To informally test, I first ran a clean debug compile on my Windows machine with the serial and tbb devices. The build itself took 3 minutes, 50 seconds. Here is a list of the binary sizes in the bin directory:
kmorel2 0> du -sh *.exe *.dll
200K BenchmarkArrayTransfer_SERIAL.exe
204K BenchmarkArrayTransfer_TBB.exe
424K BenchmarkAtomicArray_SERIAL.exe
424K BenchmarkAtomicArray_TBB.exe
440K BenchmarkCopySpeeds_SERIAL.exe
580K BenchmarkCopySpeeds_TBB.exe
4.1M BenchmarkDeviceAdapter_SERIAL.exe
5.3M BenchmarkDeviceAdapter_TBB.exe
7.9M BenchmarkFieldAlgorithms_SERIAL.exe
7.9M BenchmarkFieldAlgorithms_TBB.exe
22M BenchmarkFilters_SERIAL.exe
22M BenchmarkFilters_TBB.exe
276K BenchmarkRayTracing_SERIAL.exe
276K BenchmarkRayTracing_TBB.exe
4.4M BenchmarkTopologyAlgorithms_SERIAL.exe
4.4M BenchmarkTopologyAlgorithms_TBB.exe
712K Rendering_SERIAL.exe
712K Rendering_TBB.exe
708K UnitTests_vtkm_cont_arg_testing.exe
1.7M UnitTests_vtkm_cont_internal_testing.exe
13M UnitTests_vtkm_cont_serial_testing.exe
14M UnitTests_vtkm_cont_tbb_testing.exe
18M UnitTests_vtkm_cont_testing.exe
13M UnitTests_vtkm_cont_testing_mpi.exe
736K UnitTests_vtkm_exec_arg_testing.exe
136K UnitTests_vtkm_exec_internal_testing.exe
196K UnitTests_vtkm_exec_serial_internal_testing.exe
196K UnitTests_vtkm_exec_tbb_internal_testing.exe
2.0M UnitTests_vtkm_exec_testing.exe
83M UnitTests_vtkm_filter_testing.exe
476K UnitTests_vtkm_internal_testing.exe
148K UnitTests_vtkm_interop_internal_testing.exe
1.3M UnitTests_vtkm_interop_testing.exe
2.9M UnitTests_vtkm_io_reader_testing.exe
548K UnitTests_vtkm_io_writer_testing.exe
792K UnitTests_vtkm_rendering_testing.exe
3.7M UnitTests_vtkm_testing.exe
320K UnitTests_vtkm_worklet_internal_testing.exe
65M UnitTests_vtkm_worklet_testing.exe
11M vtkm_cont-1.3.dll
2.1M vtkm_interop-1.3.dll
21M vtkm_rendering-1.3.dll
3.9M vtkm_worklet-1.3.dll
After making the singular change to the Invocation
object to add the
DeviceAdapterTag
as a template parameter (which should cause any extra
compile instances) the compile took 4 minuts and 5 seconds.

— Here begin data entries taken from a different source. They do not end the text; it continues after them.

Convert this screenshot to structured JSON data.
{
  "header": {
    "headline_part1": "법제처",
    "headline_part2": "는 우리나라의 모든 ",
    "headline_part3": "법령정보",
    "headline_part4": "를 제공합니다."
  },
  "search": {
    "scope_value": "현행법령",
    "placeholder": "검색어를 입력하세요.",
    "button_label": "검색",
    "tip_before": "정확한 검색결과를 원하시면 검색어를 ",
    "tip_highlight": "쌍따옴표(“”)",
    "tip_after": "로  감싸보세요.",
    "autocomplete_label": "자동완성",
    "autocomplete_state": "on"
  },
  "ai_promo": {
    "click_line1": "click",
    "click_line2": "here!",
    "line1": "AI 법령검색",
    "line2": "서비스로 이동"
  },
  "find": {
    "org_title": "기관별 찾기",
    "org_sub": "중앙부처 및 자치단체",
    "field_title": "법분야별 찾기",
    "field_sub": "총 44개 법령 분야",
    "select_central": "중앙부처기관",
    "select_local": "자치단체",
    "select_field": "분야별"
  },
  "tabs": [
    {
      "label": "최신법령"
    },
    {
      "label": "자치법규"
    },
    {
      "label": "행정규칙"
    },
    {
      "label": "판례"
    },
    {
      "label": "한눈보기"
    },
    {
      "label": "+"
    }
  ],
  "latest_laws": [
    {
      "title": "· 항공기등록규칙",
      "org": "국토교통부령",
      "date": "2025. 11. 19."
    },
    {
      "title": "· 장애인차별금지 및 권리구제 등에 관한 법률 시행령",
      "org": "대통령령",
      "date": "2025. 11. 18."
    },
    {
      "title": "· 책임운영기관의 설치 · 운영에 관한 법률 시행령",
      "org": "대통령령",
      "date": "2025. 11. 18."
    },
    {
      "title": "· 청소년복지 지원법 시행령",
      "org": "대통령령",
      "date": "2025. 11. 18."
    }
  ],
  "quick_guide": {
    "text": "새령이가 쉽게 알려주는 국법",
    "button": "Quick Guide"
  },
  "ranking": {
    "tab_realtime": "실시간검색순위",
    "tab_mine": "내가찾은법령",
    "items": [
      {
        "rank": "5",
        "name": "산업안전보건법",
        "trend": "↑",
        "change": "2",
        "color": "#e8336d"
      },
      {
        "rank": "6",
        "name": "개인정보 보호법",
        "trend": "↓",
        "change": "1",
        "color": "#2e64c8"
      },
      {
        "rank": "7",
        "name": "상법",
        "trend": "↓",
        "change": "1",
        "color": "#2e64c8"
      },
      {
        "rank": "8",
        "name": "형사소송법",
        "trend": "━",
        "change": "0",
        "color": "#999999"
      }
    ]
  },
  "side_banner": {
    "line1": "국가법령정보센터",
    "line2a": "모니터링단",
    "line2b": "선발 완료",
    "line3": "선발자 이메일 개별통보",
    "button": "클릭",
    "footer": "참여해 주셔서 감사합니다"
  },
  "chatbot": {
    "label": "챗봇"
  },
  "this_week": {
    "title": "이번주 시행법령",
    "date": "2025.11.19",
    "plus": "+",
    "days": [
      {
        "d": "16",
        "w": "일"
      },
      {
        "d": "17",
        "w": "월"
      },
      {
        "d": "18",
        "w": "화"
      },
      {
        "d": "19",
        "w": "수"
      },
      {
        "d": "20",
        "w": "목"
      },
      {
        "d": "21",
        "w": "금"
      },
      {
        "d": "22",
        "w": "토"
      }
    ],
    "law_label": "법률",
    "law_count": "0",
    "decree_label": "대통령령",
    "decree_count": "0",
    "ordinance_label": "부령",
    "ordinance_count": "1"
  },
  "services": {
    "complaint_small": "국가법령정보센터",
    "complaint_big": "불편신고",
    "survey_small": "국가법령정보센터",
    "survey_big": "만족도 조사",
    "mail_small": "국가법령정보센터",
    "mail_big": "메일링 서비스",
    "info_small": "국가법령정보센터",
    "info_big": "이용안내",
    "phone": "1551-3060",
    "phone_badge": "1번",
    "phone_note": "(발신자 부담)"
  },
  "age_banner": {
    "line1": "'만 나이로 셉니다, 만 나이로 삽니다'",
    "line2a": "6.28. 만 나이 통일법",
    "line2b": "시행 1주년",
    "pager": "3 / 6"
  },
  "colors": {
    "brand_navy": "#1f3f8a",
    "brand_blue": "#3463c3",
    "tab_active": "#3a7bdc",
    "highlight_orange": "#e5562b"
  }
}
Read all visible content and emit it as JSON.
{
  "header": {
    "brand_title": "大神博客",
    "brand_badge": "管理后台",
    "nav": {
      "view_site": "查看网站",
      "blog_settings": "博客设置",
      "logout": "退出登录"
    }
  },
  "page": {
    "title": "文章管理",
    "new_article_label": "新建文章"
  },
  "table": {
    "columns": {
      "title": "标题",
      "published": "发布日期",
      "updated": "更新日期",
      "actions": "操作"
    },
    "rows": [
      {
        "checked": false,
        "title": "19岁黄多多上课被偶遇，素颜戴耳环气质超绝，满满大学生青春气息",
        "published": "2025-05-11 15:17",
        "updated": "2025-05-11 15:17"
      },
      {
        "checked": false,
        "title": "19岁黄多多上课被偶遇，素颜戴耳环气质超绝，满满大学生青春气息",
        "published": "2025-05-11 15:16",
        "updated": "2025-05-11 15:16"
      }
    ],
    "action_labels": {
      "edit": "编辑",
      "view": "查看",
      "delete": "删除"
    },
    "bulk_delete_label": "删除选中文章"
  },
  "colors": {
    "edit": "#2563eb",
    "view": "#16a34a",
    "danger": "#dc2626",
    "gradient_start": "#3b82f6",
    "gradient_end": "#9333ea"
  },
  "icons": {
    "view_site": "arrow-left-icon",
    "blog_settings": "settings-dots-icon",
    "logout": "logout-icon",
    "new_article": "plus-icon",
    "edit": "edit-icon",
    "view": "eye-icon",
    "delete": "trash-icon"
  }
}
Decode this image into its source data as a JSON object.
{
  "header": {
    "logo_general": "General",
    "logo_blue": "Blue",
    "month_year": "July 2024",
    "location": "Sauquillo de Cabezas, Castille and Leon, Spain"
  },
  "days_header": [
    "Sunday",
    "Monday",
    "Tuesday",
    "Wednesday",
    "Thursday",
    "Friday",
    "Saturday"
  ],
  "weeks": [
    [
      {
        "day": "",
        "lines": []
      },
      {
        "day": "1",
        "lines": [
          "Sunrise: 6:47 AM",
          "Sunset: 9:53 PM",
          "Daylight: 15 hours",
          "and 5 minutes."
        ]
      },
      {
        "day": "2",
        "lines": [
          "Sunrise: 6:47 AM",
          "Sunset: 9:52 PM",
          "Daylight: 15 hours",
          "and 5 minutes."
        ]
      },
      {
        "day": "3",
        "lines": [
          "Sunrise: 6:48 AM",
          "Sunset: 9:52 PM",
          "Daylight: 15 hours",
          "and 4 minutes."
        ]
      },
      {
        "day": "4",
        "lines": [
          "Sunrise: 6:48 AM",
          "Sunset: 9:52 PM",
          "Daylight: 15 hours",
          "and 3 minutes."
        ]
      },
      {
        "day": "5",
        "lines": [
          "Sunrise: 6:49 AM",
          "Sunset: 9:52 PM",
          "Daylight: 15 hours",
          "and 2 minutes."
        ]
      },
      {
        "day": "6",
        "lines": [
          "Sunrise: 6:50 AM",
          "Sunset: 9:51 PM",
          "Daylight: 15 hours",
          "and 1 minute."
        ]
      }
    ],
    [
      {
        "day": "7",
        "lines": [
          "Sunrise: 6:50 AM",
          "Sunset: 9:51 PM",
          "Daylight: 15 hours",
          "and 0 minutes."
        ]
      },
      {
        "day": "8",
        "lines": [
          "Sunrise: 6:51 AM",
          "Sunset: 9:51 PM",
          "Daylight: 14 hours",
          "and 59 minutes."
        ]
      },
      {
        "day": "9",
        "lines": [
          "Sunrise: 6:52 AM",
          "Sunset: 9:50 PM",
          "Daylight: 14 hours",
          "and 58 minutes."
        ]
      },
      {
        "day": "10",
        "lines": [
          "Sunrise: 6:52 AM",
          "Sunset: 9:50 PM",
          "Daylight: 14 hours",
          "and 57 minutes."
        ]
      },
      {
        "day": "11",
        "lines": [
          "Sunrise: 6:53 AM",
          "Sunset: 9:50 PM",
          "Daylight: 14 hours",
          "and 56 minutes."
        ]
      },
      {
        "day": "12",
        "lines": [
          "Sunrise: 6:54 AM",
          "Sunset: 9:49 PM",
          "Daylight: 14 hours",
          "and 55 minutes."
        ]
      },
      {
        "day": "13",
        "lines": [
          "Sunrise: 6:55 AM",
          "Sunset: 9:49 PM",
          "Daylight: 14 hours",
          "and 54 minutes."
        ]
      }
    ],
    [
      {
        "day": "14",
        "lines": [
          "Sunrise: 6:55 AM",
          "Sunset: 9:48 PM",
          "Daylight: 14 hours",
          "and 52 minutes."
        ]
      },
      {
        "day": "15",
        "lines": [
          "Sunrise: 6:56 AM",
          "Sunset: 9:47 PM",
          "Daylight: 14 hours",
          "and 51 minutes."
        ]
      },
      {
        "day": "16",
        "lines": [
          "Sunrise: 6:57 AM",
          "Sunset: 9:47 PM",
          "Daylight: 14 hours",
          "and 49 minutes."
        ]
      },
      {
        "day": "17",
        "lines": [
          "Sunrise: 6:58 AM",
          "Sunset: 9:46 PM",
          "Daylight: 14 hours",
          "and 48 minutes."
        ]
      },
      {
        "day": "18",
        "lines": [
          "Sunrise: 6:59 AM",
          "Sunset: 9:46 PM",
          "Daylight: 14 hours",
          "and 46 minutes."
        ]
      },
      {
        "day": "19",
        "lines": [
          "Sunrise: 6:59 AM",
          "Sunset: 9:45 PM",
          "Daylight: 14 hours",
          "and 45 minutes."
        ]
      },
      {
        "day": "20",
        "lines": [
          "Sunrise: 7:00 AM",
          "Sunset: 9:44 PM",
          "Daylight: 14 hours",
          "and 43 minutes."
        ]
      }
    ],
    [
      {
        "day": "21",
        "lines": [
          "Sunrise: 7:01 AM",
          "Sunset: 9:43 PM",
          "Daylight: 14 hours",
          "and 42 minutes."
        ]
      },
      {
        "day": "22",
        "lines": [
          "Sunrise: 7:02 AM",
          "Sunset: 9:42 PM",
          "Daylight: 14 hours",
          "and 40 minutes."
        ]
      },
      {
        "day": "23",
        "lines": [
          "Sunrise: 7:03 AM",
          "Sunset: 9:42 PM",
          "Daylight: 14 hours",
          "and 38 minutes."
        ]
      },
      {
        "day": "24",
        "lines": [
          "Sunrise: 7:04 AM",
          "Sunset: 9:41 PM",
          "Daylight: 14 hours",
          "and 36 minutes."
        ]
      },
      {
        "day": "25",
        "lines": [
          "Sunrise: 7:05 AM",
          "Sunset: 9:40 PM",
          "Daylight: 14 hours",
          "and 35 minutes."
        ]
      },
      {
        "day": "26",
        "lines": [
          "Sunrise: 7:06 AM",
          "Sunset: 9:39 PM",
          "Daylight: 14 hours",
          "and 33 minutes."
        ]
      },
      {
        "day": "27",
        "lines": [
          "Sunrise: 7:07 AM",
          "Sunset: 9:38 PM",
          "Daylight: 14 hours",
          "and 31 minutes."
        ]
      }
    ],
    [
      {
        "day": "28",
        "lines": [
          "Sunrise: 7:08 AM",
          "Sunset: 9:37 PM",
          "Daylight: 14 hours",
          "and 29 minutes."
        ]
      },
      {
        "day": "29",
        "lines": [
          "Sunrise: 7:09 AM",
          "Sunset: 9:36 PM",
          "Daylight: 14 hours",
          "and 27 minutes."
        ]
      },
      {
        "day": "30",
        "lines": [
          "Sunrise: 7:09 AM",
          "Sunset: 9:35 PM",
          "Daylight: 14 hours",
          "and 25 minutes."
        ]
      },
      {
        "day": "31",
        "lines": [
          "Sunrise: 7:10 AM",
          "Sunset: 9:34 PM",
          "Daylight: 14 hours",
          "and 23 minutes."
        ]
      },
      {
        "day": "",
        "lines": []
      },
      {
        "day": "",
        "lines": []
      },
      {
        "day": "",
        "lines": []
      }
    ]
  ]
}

Here is the
new list of binaries.
kmorel2 0> du -sh *.exe *.dll
200K BenchmarkArrayTransfer_SERIAL.exe
204K BenchmarkArrayTransfer_TBB.exe
424K BenchmarkAtomicArray_SERIAL.exe
424K BenchmarkAtomicArray_TBB.exe
440K BenchmarkCopySpeeds_SERIAL.exe
580K BenchmarkCopySpeeds_TBB.exe
4.1M BenchmarkDeviceAdapter_SERIAL.exe
5.3M BenchmarkDeviceAdapter_TBB.exe
7.9M BenchmarkFieldAlgorithms_SERIAL.exe
7.9M BenchmarkFieldAlgorithms_TBB.exe
22M BenchmarkFilters_SERIAL.exe
22M BenchmarkFilters_TBB.exe
276K BenchmarkRayTracing_SERIAL.exe
276K BenchmarkRayTracing_TBB.exe
4.4M BenchmarkTopologyAlgorithms_SERIAL.exe
4.4M BenchmarkTopologyAlgorithms_TBB.exe
712K Rendering_SERIAL.exe
712K Rendering_TBB.exe
708K UnitTests_vtkm_cont_arg_testing.exe
1.7M UnitTests_vtkm_cont_internal_testing.exe
13M UnitTests_vtkm_cont_serial_testing.exe
14M UnitTests_vtkm_cont_tbb_testing.exe
19M UnitTests_vtkm_cont_testing.exe
13M UnitTests_vtkm_cont_testing_mpi.exe
736K UnitTests_vtkm_exec_arg_testing.exe
136K UnitTests_vtkm_exec_internal_testing.exe
196K UnitTests_vtkm_exec_serial_internal_testing.exe
196K UnitTests_vtkm_exec_tbb_internal_testing.exe
2.0M UnitTests_vtkm_exec_testing.exe
86M UnitTests_vtkm_filter_testing.exe
476K UnitTests_vtkm_internal_testing.exe
148K UnitTests_vtkm_interop_internal_testing.exe
1.3M UnitTests_vtkm_interop_testing.exe
2.9M UnitTests_vtkm_io_reader_testing.exe
548K UnitTests_vtkm_io_writer_testing.exe
792K UnitTests_vtkm_rendering_testing.exe
3.7M UnitTests_vtkm_testing.exe
320K UnitTests_vtkm_worklet_internal_testing.exe
68M UnitTests_vtkm_worklet_testing.exe
11M vtkm_cont-1.3.dll
2.1M vtkm_interop-1.3.dll
21M vtkm_rendering-1.3.dll
3.9M vtkm_worklet-1.3.dll
So far the increase is quite negligible.